Я продолжаю свой путь по Бульварному кольцу, дорогой пью водку и постепенно обретаю какое-то шальное настроение. Вместе со мной по Бульварному кольцу следует хорошее московское утро. И мне хочется свежести, душа, чистой рубашки и одеколона. И еще мне очень хочется сделать какое-нибудь необязательное доброе дело. Возможно, даже незнакомому мне человеку. Я ощущаю такой душевный подъем, от которого хочется строить заводы и фабрики.

Вдруг на одной из лавочек я вижу пару бомжей лет пятидесяти. Они сидят, разложив на газете закуску, и ковыряются в ней. Один из них курит. Я подхожу ближе, встаю рядом с ними и совершенно неожиданно для себя выпаливаю:

— Мужики, водки выпьем?

— А ты чо, мужик, што ли, казел? — отвечает мне тот, который курит, поднимает на меня глаза и вдруг резко бьет меня под дых.

Я сгибаюсь пополам и тут же получаю мощнейший удар коленом по голове. В этот раз я уже падаю навзничь, раскинув руки. Последнее, что я помню, — это рабочий ботинок одного из бомжей и фразу:

— Колян, водка у него прольется, возьми бутылку…

Я прихожу в сознание в непривычном интерьере ментовской «шестерки». Я лежу, запрокинув голову на спинку переднего сиденья, рядом со мной сидит водитель в форме, а справа, около машины, стоят еще два мента и о чем-то разговаривают.

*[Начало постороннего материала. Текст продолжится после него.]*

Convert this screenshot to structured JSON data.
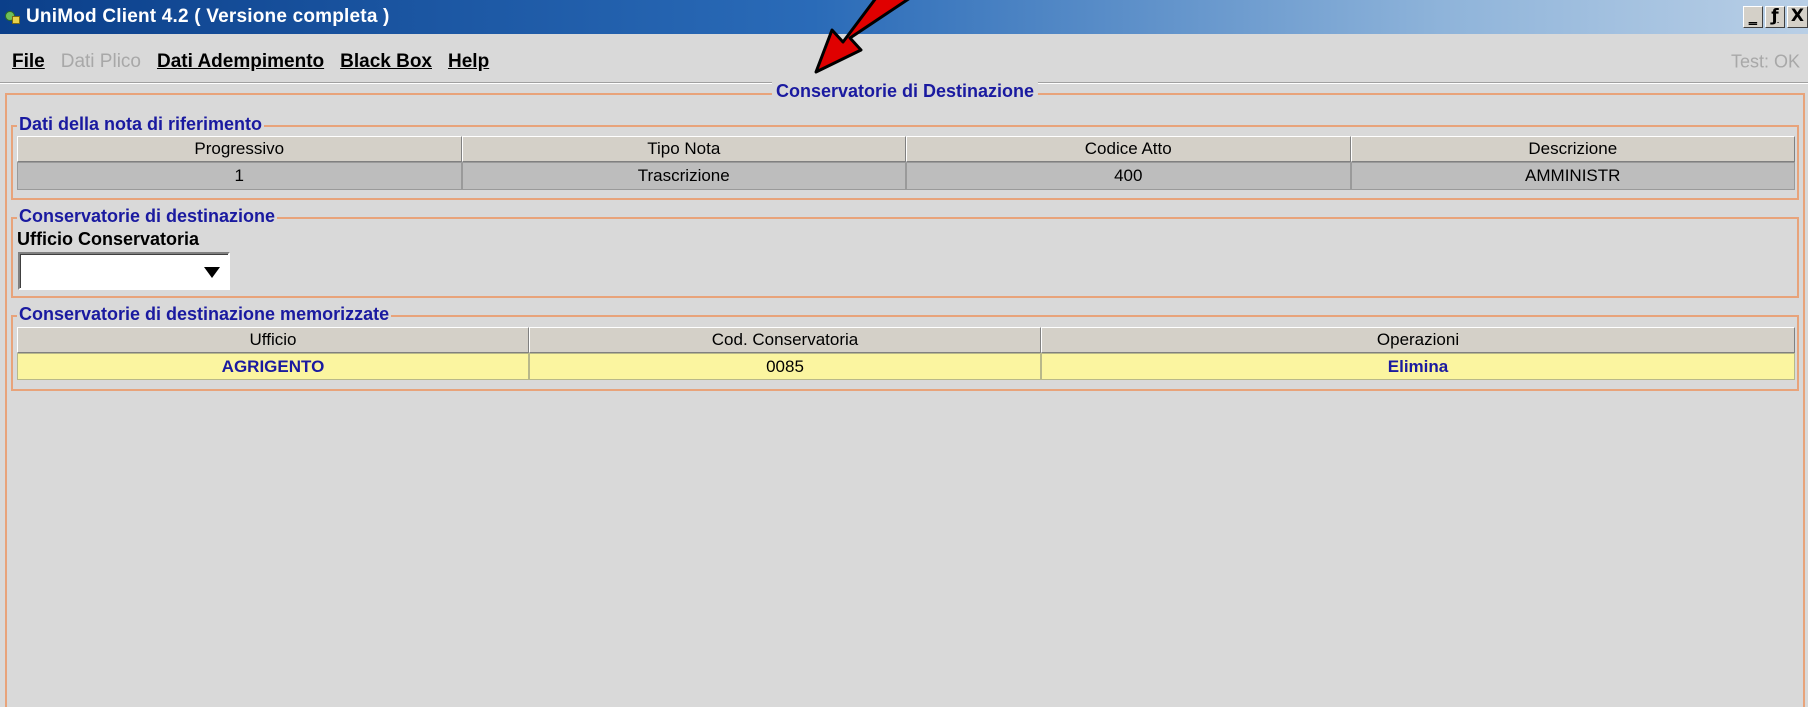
{
  "window": {
    "title": "UniMod Client  4.2  ( Versione completa )",
    "buttons": {
      "minimize": "_",
      "restore": "ƒ",
      "close": "X"
    }
  },
  "menu": {
    "items": [
      {
        "label": "File",
        "enabled": true
      },
      {
        "label": "Dati Plico",
        "enabled": false
      },
      {
        "label": "Dati Adempimento",
        "enabled": true
      },
      {
        "label": "Black Box",
        "enabled": true
      },
      {
        "label": "Help",
        "enabled": true
      }
    ],
    "status": "Test: OK"
  },
  "main": {
    "title": "Conservatorie di Destinazione",
    "nota": {
      "title": "Dati della nota di riferimento",
      "columns": [
        "Progressivo",
        "Tipo Nota",
        "Codice Atto",
        "Descrizione"
      ],
      "row": [
        "1",
        "Trascrizione",
        "400",
        "AMMINISTR"
      ]
    },
    "destinazione": {
      "title": "Conservatorie di destinazione",
      "field_label": "Ufficio Conservatoria",
      "selected_value": ""
    },
    "memorizzate": {
      "title": "Conservatorie di destinazione memorizzate",
      "columns": [
        "Ufficio",
        "Cod. Conservatoria",
        "Operazioni"
      ],
      "row": {
        "ufficio": "AGRIGENTO",
        "codice": "0085",
        "operazione": "Elimina"
      }
    }
  },
  "colors": {
    "accent_text": "#1a1aa0",
    "frame_border": "#e8a37a",
    "highlight_row": "#fbf5a0",
    "annotation_arrow": "#e00000"
  },
  "icons": [
    "app-icon",
    "dropdown-arrow-icon",
    "annotation-arrow"
  ]
}
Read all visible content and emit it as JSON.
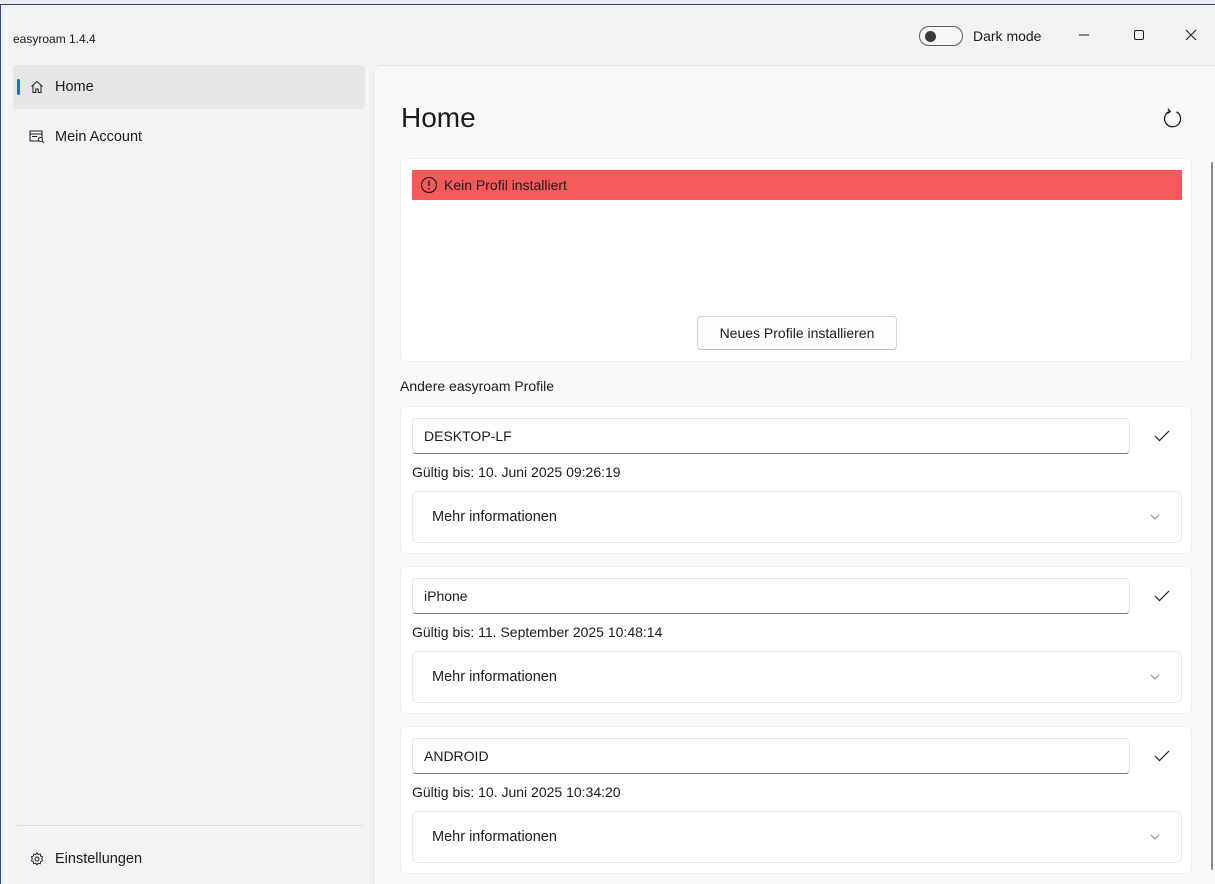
{
  "window": {
    "app_title": "easyroam 1.4.4",
    "dark_mode_label": "Dark mode",
    "minimize_icon": "minimize-icon",
    "maximize_icon": "maximize-icon",
    "close_icon": "close-icon"
  },
  "sidebar": {
    "items": [
      {
        "label": "Home",
        "icon": "home-icon",
        "selected": true
      },
      {
        "label": "Mein Account",
        "icon": "account-icon",
        "selected": false
      }
    ],
    "footer": {
      "label": "Einstellungen",
      "icon": "gear-icon"
    }
  },
  "main": {
    "title": "Home",
    "alert_text": "Kein Profil installiert",
    "install_button": "Neues Profile installieren",
    "section_label": "Andere easyroam Profile",
    "profiles": [
      {
        "name": "DESKTOP-LF",
        "valid": "Gültig bis: 10. Juni 2025 09:26:19",
        "more": "Mehr informationen"
      },
      {
        "name": "iPhone",
        "valid": "Gültig bis: 11. September 2025 10:48:14",
        "more": "Mehr informationen"
      },
      {
        "name": "ANDROID",
        "valid": "Gültig bis: 10. Juni 2025 10:34:20",
        "more": "Mehr informationen"
      }
    ]
  },
  "colors": {
    "accent": "#1f6fce",
    "alert": "#f65a5a"
  }
}
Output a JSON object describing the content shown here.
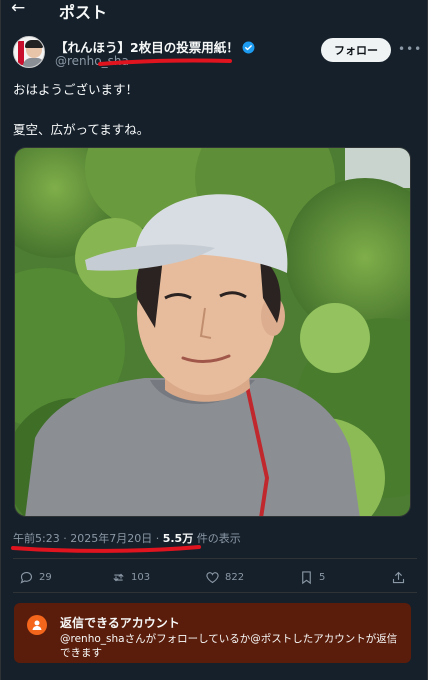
{
  "header": {
    "title": "ポスト"
  },
  "author": {
    "display_name": "【れんほう】2枚目の投票用紙！",
    "handle": "@renho_sha",
    "follow_label": "フォロー"
  },
  "post": {
    "lines": [
      "おはようございます！",
      "夏空、広がってますね。"
    ]
  },
  "meta": {
    "time": "午前5:23",
    "sep1": " · ",
    "date": "2025年7月20日",
    "sep2": " · ",
    "views": "5.5万",
    "views_suffix": " 件の表示"
  },
  "actions": {
    "replies": "29",
    "reposts": "103",
    "likes": "822",
    "bookmarks": "5"
  },
  "notice": {
    "title": "返信できるアカウント",
    "body": "@renho_shaさんがフォローしているか@ポストしたアカウントが返信できます"
  },
  "colors": {
    "background": "#15202b",
    "accent_verified": "#1d9bf0",
    "annotation_red": "#e0141e",
    "notice_bg": "#5b1d0b",
    "notice_icon": "#f4661b"
  },
  "icons": [
    "back-arrow-icon",
    "verified-badge-icon",
    "more-icon",
    "reply-icon",
    "repost-icon",
    "like-icon",
    "bookmark-icon",
    "share-icon",
    "person-icon"
  ]
}
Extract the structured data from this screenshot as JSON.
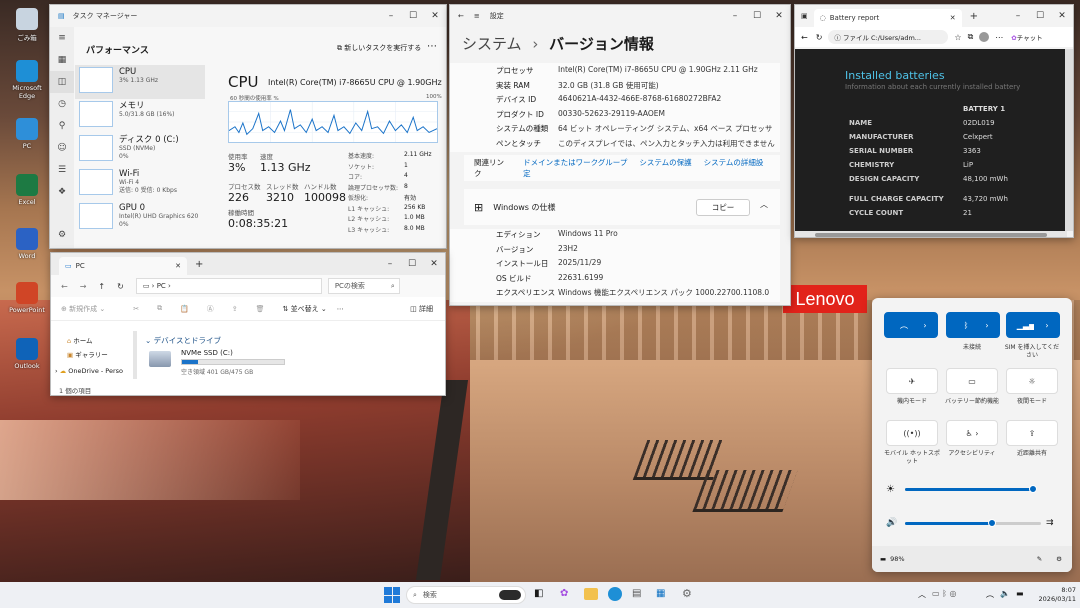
{
  "desktop_icons": [
    {
      "label": "ごみ箱",
      "color": "#c8d4e0"
    },
    {
      "label": "Microsoft Edge",
      "color": "#1e8fd6"
    },
    {
      "label": "PC",
      "color": "#2e8fd9"
    },
    {
      "label": "Excel",
      "color": "#1d7a43"
    },
    {
      "label": "Word",
      "color": "#2b62c4"
    },
    {
      "label": "PowerPoint",
      "color": "#d04526"
    },
    {
      "label": "Outlook",
      "color": "#0f63b8"
    }
  ],
  "task_manager": {
    "title": "タスク マネージャー",
    "heading": "パフォーマンス",
    "run_task": "新しいタスクを実行する",
    "items": [
      {
        "name": "CPU",
        "sub": "3%  1.13 GHz"
      },
      {
        "name": "メモリ",
        "sub": "5.0/31.8 GB (16%)"
      },
      {
        "name": "ディスク 0 (C:)",
        "sub": "SSD (NVMe)",
        "sub2": "0%"
      },
      {
        "name": "Wi-Fi",
        "sub": "Wi-Fi 4",
        "sub2": "送信: 0 受信: 0 Kbps"
      },
      {
        "name": "GPU 0",
        "sub": "Intel(R) UHD Graphics 620",
        "sub2": "0%"
      }
    ],
    "cpu_title": "CPU",
    "cpu_model": "Intel(R) Core(TM) i7-8665U CPU @ 1.90GHz",
    "graph_label": "60 秒間の使用率 %",
    "graph_max": "100%",
    "usage_label": "使用率",
    "usage": "3%",
    "speed_label": "速度",
    "speed": "1.13 GHz",
    "proc_label": "プロセス数",
    "procs": "226",
    "thread_label": "スレッド数",
    "threads": "3210",
    "handle_label": "ハンドル数",
    "handles": "100098",
    "uptime_label": "稼働時間",
    "uptime": "0:08:35:21",
    "specs": [
      {
        "k": "基本速度:",
        "v": "2.11 GHz"
      },
      {
        "k": "ソケット:",
        "v": "1"
      },
      {
        "k": "コア:",
        "v": "4"
      },
      {
        "k": "論理プロセッサ数:",
        "v": "8"
      },
      {
        "k": "仮想化:",
        "v": "有効"
      },
      {
        "k": "L1 キャッシュ:",
        "v": "256 KB"
      },
      {
        "k": "L2 キャッシュ:",
        "v": "1.0 MB"
      },
      {
        "k": "L3 キャッシュ:",
        "v": "8.0 MB"
      }
    ]
  },
  "settings": {
    "title": "設定",
    "crumb_root": "システム",
    "crumb_sep": "›",
    "crumb_page": "バージョン情報",
    "rows": [
      {
        "k": "プロセッサ",
        "v": "Intel(R) Core(TM) i7-8665U CPU @ 1.90GHz   2.11 GHz"
      },
      {
        "k": "実装 RAM",
        "v": "32.0 GB (31.8 GB 使用可能)"
      },
      {
        "k": "デバイス ID",
        "v": "4640621A-4432-466E-8768-61680272BFA2"
      },
      {
        "k": "プロダクト ID",
        "v": "00330-52623-29119-AAOEM"
      },
      {
        "k": "システムの種類",
        "v": "64 ビット オペレーティング システム、x64 ベース プロセッサ"
      },
      {
        "k": "ペンとタッチ",
        "v": "このディスプレイでは、ペン入力とタッチ入力は利用できません"
      }
    ],
    "related_label": "関連リンク",
    "links": [
      "ドメインまたはワークグループ",
      "システムの保護",
      "システムの詳細設定"
    ],
    "spec_title": "Windows の仕様",
    "copy": "コピー",
    "win_rows": [
      {
        "k": "エディション",
        "v": "Windows 11 Pro"
      },
      {
        "k": "バージョン",
        "v": "23H2"
      },
      {
        "k": "インストール日",
        "v": "2025/11/29"
      },
      {
        "k": "OS ビルド",
        "v": "22631.6199"
      },
      {
        "k": "エクスペリエンス",
        "v": "Windows 機能エクスペリエンス パック 1000.22700.1108.0"
      }
    ]
  },
  "battery": {
    "tab": "Battery report",
    "address": "ファイル   C:/Users/adm...",
    "chat": "チャット",
    "heading": "Installed batteries",
    "sub": "Information about each currently installed battery",
    "col": "BATTERY 1",
    "rows": [
      {
        "k": "NAME",
        "v": "02DL019"
      },
      {
        "k": "MANUFACTURER",
        "v": "Celxpert"
      },
      {
        "k": "SERIAL NUMBER",
        "v": "3363"
      },
      {
        "k": "CHEMISTRY",
        "v": "LiP"
      },
      {
        "k": "DESIGN CAPACITY",
        "v": "48,100 mWh"
      },
      {
        "k": "FULL CHARGE CAPACITY",
        "v": "43,720 mWh"
      },
      {
        "k": "CYCLE COUNT",
        "v": "21"
      }
    ]
  },
  "explorer": {
    "tab": "PC",
    "path": "PC",
    "search_ph": "PCの検索",
    "new": "新規作成",
    "sort": "並べ替え",
    "details": "詳細",
    "nav": [
      "ホーム",
      "ギャラリー",
      "OneDrive - Perso"
    ],
    "section": "デバイスとドライブ",
    "drive_name": "NVMe SSD (C:)",
    "drive_free": "空き領域 401 GB/475 GB",
    "drive_used_fraction": 0.16,
    "status": "1 個の項目"
  },
  "quick": {
    "labels": [
      "",
      "未接続",
      "SIM を挿入してください",
      "機内モード",
      "バッテリー節約機能",
      "夜間モード",
      "モバイル ホットスポット",
      "アクセシビリティ",
      "近距離共有"
    ],
    "brightness": 0.97,
    "volume": 0.64,
    "battery": "98%"
  },
  "lenovo": "Lenovo",
  "taskbar": {
    "search": "検索",
    "time": "8:07",
    "date": "2026/03/11"
  }
}
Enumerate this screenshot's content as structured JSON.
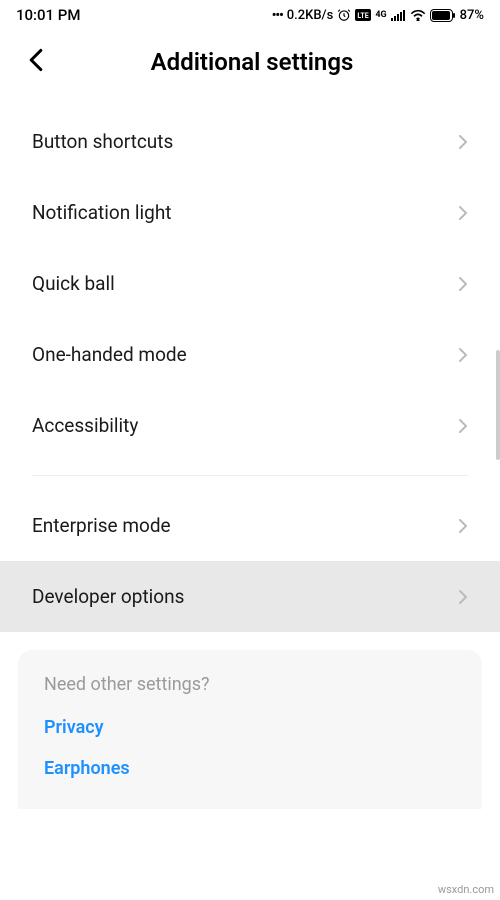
{
  "status": {
    "time": "10:01 PM",
    "speed": "0.2KB/s",
    "battery": "87%"
  },
  "header": {
    "title": "Additional settings"
  },
  "settings": {
    "group1": [
      {
        "label": "Button shortcuts"
      },
      {
        "label": "Notification light"
      },
      {
        "label": "Quick ball"
      },
      {
        "label": "One-handed mode"
      },
      {
        "label": "Accessibility"
      }
    ],
    "group2": [
      {
        "label": "Enterprise mode",
        "highlighted": false
      },
      {
        "label": "Developer options",
        "highlighted": true
      }
    ]
  },
  "footer": {
    "prompt": "Need other settings?",
    "links": [
      {
        "label": "Privacy"
      },
      {
        "label": "Earphones"
      }
    ]
  },
  "watermark": "wsxdn.com"
}
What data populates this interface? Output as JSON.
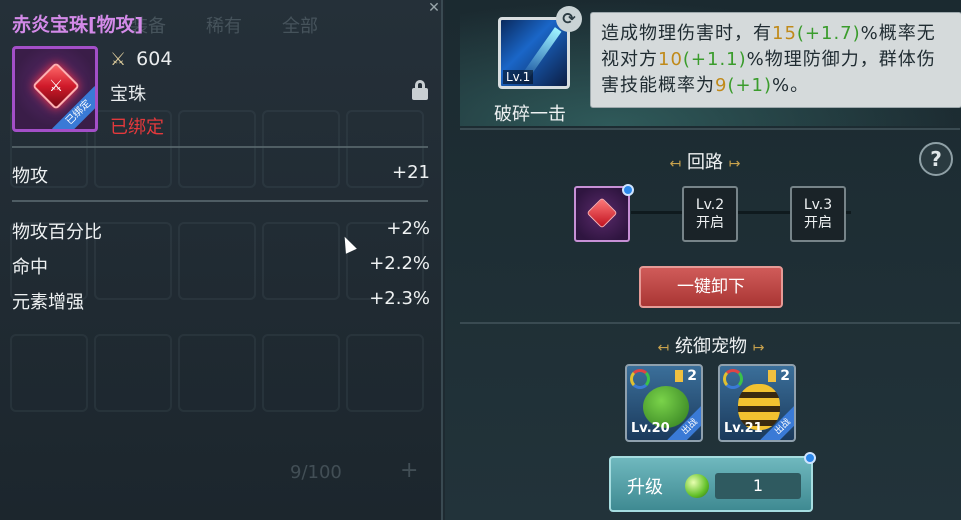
{
  "background_list": {
    "tabs": [
      "装备",
      "稀有"
    ],
    "filter": "全部",
    "count": "9/100"
  },
  "item": {
    "name": "赤炎宝珠[物攻]",
    "attack_value": "604",
    "type": "宝珠",
    "status": "已绑定",
    "icon_badge": "已绑定"
  },
  "stats": {
    "primary": {
      "label": "物攻",
      "value": "+21"
    },
    "secondary": [
      {
        "label": "物攻百分比",
        "value": "+2%"
      },
      {
        "label": "命中",
        "value": "+2.2%"
      },
      {
        "label": "元素增强",
        "value": "+2.3%"
      }
    ]
  },
  "skill": {
    "name": "破碎一击",
    "level": "Lv.1",
    "desc": {
      "p1": "造成物理伤害时，有",
      "v1": "15",
      "b1": "(+1.7)",
      "p2": "%概率无视对方",
      "v2": "10",
      "b2": "(+1.1)",
      "p3": "%物理防御力，群体伤害技能概率为",
      "v3": "9",
      "b3": "(+1)",
      "p4": "%。"
    }
  },
  "circuit": {
    "title": "回路",
    "slots": [
      {
        "level": "Lv.2",
        "state": "开启"
      },
      {
        "level": "Lv.3",
        "state": "开启"
      }
    ],
    "unequip_label": "一键卸下"
  },
  "pets": {
    "title": "统御宠物",
    "list": [
      {
        "level": "Lv.20",
        "stars": "2",
        "badge": "出战"
      },
      {
        "level": "Lv.21",
        "stars": "2",
        "badge": "出战"
      }
    ]
  },
  "upgrade": {
    "label": "升级",
    "count": "1"
  },
  "help_label": "?",
  "colors": {
    "item_name": "#d38ae8",
    "bound": "#e3393c",
    "highlight_value": "#c08a1a",
    "highlight_bonus": "#3a9c2c",
    "unequip_button": "#c04845",
    "upgrade_button": "#4f9aa2"
  },
  "icons": [
    "swords-icon",
    "lock-icon",
    "swap-icon",
    "help-icon",
    "gem-icon",
    "skill-icon",
    "orb-icon"
  ]
}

— О, очнулся клиент, кажется, — говорит один из них, а я, уже довольно четко соображающий, пытаюсь вспомнить, где именно и с чем меня приняли.

Перебирая события прошедших часов, я четко вспоминаю, что покинул «Шатер» и дошел до Чистопрудного бульвара совершенно пустой. Но спина, вспомнившая экспириенс недельной давности, у меня уже мокрая. Я пытаюсь пошевелить руками и обнаруживаю, что никаких наручников на меня не надели. Затем я верчу головой и вижу на заднем сиденье тех двух бомжей. Память возвращается. Спина постепенно высыхает.

— Нормально все? — спрашивает тот же мент. — Из машины выйти сможешь?

— Смогу, — отвечаю я и с облегчением вылезаю из машины. Воистину, битой собаке только плеть покажи. Это обо мне.

— Так, значит, тут такое дело, — продолжает он, — заявление писать будете?

— А надо? — вопрошаю я.

— Ну, вы посмотрите, чего пропало, какие повреждения имеете. Внешних я особо не наблюдаю. В общем, проверяйте карманы.

Я первым делом ощупываю часы. Убедившись, что «Breitling for Bentley» у меня на запястье, я, понимая, что все остальное мелочи, лезу в кошелек, нахожу на месте кредитные карточки и деньги, около двух сотен долларов рублями (их точное количество я, естественно, не помню), говорю, что у меня ничего не пропало. Затем трогаю себя за лицо, провожу под носом и смотрю на ладонь. Крови тоже нет.

— Ну, тогда как? Может, без заявления? — с надеждой в голосе спрашивает мент.

— Ребят, а у меня еще водка была, — зачем-то говорю я.

— Ну, ты даешь, командир, — подключается к разговору второй мент, до того не вступавший в беседу.

— Да нет, я без претензий, так просто. Выпить чего-то хочется.

Второй мент закуривает, и в тот момент, как он освещает свое лицо зажигалкой, я опознаю в нем того самого Пашу. Одного из троих принимавших меня на прошлой неделе с кокосом.

— Оп-па, — вырывается у меня, — а тебя уже перевести на новую работу успели? В ГНК больше не служишь?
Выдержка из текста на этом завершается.